If you didn’t catch it - video is linked below - the general summary is that Letterman talks with Phoenix about his infamous last appearance on the show and how he wasn’t “in on the joke.” The footage from this appearance shows up in the new film “I’m Still Here,” and Letterman jokes that their lawyers wanted CBS to be paid for showing the footage in the film, but that the filmmakers claimed Fair Use. Letterman then quips that it wasn’t really a documentary but a “theatrical ruse” and therefore, Phoenix and Affleck owe him a “million bucks.” Letterman continues joking about this for the remainder of their talk, which by my unofficial tally makes this the single longest time that Fair Use has been talked about in the mainstream media ever, or at least since 2 Live Crew was last in the news for “Pretty Woman.”

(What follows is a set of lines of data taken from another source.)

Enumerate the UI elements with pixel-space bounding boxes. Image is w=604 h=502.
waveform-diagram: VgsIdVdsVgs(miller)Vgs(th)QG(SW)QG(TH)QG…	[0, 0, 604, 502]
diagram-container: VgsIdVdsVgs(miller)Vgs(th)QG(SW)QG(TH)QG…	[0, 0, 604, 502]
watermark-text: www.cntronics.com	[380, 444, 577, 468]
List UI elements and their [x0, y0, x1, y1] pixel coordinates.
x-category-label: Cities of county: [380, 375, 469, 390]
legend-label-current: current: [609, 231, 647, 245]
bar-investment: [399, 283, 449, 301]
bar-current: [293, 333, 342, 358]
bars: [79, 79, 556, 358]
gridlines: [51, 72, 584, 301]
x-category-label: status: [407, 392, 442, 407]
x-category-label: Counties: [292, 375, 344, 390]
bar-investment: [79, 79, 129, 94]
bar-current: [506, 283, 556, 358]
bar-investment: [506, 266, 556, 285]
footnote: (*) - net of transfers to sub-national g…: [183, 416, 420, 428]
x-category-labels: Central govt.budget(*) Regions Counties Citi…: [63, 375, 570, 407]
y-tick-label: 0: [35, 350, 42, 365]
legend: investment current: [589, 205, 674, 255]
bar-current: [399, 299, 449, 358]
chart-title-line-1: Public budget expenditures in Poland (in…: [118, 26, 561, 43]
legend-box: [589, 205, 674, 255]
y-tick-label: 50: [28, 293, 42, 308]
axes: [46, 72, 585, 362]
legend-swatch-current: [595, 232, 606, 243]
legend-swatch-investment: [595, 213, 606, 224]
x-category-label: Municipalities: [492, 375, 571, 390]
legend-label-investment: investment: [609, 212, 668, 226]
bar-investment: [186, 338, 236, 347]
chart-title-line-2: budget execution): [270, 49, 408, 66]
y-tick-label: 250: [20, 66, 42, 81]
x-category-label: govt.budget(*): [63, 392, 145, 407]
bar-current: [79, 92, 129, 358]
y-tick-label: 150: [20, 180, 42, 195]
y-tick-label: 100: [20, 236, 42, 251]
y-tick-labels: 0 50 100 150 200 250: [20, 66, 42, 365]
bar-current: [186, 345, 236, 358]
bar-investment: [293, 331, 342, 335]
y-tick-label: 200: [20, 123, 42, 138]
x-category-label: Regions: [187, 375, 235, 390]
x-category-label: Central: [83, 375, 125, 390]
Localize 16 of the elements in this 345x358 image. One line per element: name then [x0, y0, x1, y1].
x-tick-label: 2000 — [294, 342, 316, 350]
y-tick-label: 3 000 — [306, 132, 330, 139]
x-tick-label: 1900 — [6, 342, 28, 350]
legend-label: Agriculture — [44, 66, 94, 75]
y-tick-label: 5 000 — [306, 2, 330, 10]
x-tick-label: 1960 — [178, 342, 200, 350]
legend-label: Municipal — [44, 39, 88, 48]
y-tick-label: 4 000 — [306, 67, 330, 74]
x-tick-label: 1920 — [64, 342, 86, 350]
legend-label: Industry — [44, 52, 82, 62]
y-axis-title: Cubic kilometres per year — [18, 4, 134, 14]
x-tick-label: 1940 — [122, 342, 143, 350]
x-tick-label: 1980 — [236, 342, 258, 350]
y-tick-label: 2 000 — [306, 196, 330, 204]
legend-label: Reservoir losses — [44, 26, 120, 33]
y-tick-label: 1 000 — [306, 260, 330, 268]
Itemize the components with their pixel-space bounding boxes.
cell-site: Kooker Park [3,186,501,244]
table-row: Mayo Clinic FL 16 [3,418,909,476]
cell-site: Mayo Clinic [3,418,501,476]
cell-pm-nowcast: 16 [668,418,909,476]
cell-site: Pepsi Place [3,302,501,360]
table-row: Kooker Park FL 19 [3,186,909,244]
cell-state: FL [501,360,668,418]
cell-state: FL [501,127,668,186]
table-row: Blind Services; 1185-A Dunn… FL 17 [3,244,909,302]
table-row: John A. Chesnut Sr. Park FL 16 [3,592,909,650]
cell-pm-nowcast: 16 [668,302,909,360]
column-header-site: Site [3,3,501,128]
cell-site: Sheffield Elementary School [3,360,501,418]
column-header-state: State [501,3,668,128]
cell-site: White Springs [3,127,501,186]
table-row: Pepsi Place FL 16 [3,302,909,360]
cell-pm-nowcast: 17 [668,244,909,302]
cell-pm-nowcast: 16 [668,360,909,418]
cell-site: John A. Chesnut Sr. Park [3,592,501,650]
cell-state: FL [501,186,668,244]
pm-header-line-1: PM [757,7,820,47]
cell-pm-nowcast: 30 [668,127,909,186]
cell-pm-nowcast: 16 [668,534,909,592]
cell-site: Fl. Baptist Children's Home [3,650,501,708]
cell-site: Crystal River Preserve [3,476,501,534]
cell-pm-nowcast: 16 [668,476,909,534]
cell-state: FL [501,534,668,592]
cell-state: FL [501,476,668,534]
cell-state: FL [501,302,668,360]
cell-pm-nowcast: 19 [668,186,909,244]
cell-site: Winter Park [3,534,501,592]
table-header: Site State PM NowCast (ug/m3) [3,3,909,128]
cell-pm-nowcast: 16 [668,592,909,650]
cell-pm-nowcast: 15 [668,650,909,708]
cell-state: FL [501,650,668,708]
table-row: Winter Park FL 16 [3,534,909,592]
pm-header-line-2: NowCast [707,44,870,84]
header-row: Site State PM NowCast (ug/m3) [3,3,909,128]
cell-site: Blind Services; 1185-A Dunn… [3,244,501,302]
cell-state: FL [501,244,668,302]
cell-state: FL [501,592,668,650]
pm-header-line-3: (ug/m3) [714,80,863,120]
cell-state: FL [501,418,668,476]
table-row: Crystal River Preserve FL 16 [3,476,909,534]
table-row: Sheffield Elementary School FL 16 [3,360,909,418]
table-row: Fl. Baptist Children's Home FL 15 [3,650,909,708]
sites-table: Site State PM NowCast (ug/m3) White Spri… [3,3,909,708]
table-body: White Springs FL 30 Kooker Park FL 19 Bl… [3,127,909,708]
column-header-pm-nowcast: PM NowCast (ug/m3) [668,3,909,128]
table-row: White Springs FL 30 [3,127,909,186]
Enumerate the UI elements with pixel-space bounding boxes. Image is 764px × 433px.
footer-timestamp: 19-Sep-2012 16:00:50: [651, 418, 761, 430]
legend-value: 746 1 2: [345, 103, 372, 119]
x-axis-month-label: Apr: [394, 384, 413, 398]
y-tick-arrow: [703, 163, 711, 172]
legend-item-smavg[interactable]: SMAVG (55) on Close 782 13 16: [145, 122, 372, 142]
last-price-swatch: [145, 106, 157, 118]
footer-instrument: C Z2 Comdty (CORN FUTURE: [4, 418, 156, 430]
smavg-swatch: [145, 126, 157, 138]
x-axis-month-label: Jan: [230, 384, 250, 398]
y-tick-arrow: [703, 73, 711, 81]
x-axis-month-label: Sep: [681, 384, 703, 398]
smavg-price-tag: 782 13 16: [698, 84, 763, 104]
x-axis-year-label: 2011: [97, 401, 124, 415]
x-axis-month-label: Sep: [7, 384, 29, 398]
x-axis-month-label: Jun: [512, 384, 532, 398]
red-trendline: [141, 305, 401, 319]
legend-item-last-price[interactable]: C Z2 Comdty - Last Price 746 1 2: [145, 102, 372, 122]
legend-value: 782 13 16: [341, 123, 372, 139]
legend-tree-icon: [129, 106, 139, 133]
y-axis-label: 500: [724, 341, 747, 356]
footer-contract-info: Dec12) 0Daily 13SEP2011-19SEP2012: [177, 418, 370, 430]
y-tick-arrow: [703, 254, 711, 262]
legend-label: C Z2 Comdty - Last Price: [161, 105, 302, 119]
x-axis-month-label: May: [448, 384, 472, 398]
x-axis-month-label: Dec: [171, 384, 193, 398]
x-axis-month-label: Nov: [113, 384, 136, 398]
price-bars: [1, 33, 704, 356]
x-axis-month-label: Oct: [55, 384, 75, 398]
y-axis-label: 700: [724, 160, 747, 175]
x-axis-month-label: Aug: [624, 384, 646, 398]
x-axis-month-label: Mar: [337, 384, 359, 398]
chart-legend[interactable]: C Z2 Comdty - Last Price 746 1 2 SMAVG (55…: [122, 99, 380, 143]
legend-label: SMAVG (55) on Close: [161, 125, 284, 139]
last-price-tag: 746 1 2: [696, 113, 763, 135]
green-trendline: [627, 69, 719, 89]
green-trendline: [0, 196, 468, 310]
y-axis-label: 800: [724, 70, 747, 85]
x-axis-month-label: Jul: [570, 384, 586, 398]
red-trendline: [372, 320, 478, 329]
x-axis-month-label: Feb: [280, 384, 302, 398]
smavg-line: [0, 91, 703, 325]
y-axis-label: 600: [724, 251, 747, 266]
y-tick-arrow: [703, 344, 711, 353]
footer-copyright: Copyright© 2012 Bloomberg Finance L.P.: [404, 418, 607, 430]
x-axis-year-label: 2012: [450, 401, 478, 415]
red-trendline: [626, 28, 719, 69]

I’m no lawyer, but I’d put forth that showing this footage in their film definitely qualifies as Fair Use. On Twitter, Scott Macaulay of Filmmaker Magazine asked if this use qualifies as Fair Use since it was a mockumentary. It doesn’t matter whether your film is a documentary or not. It doesn’t matter if it’s a mockumentary, experimental film or even a narrative film. What matters is how the work is used. I’ll avoid getting into the nitty gritty of Fair Use here, as there are many other places to read up on the topic, but essentially your creative reuse must pass a few tests to qualify as fair use. One of the components of that test is whether the reuse is “transformative” and in the 2 Live Crew case, the Supreme Court argued that an artist’s parody qualifies as transformative enough to pass muster - even if that work was commercial in nature. They also noted that the parody would likely not cause any “market harm” as the two works (the original and the parody) existed in different market-places.
I think this same argument applies to the Letterman footage as well. Affleck and Phoenix are commenting on the nature of celebrity. They were parodying the obsessions and presumptions of that celebrity culture, including the Letterman routine. The film itself uses the footage to demonstrate or comment upon how people were seeing Phoenix as he mocked the system. To my mind, this is clearly fair use.
I’m sure some copyright experts out there can put together a more nuanced argument about this, but for some strange reason, my brief search of the interwebs today hasn’t brought up much commentary on this issue. If any of you legal folks out there agree - or disagree - I’d love to hear your take on this.